Representational Vs. Presentational Singing

Television, YouTube, and other sources present many images of singers hunched over microphones, squeezing their eyes shut, waving their arms, and essentially screaming. What are they saying to us? "See how much emotion I can put into this song? Watch me emote! Aren't I fabulous at this?"This type of singing can be called "presentational". It means that the singer wants to be noticed!


Is this what we want, truly? A large part of the listening audience today has been convinced that this is what singing is. What a sad conclusion! It plays well on television because we aren't there to feel the vibrations from the singer in person, to get the energy directly, rather than digitized, compressed, squeezed into a format that is easy to transmit. 
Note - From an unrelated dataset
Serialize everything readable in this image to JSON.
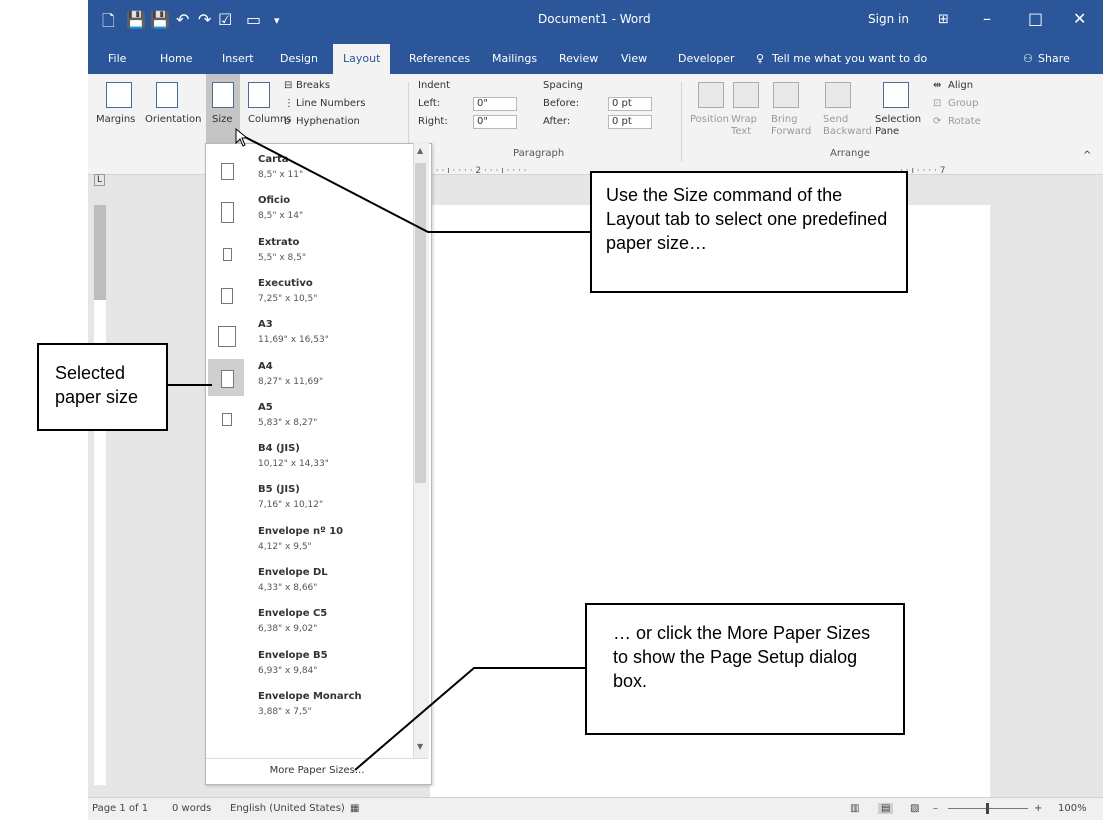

Representational singing is a totally different experience, and is all about the singer wanting the audience to feel something. It occurs when a singer (a very young Frank Sinatra, for example) can simply stand in front of the audience and let the music and the meaning flow through him/her without having to "show" the meaning with extreme contortions. It is about the listener's feelings, not the singer's; about our reactions in the audience, not the singer's impression of what we should feel according to him/her.

Touching an audience this way, eliciting a tear or a warm glow or a laugh of recognition...THIS is what singing should be about. Our job is to allow the audience to feel what they need to feel, not to push our own feelings on them. If a song is well written, truly understood by the singer, and allowed to stand on its own, the responsibility we share as performers to the audience will be met. 


Does this mean that we don't move? No. But a true artist, who lets the song sing through him/her, has little need for extreme gesture, no more than we use during normal speech to support our words. I urge you to remember that your responsibility is to your audience, not to yourself, and rather than being self-indulgent, let the song speak for itself.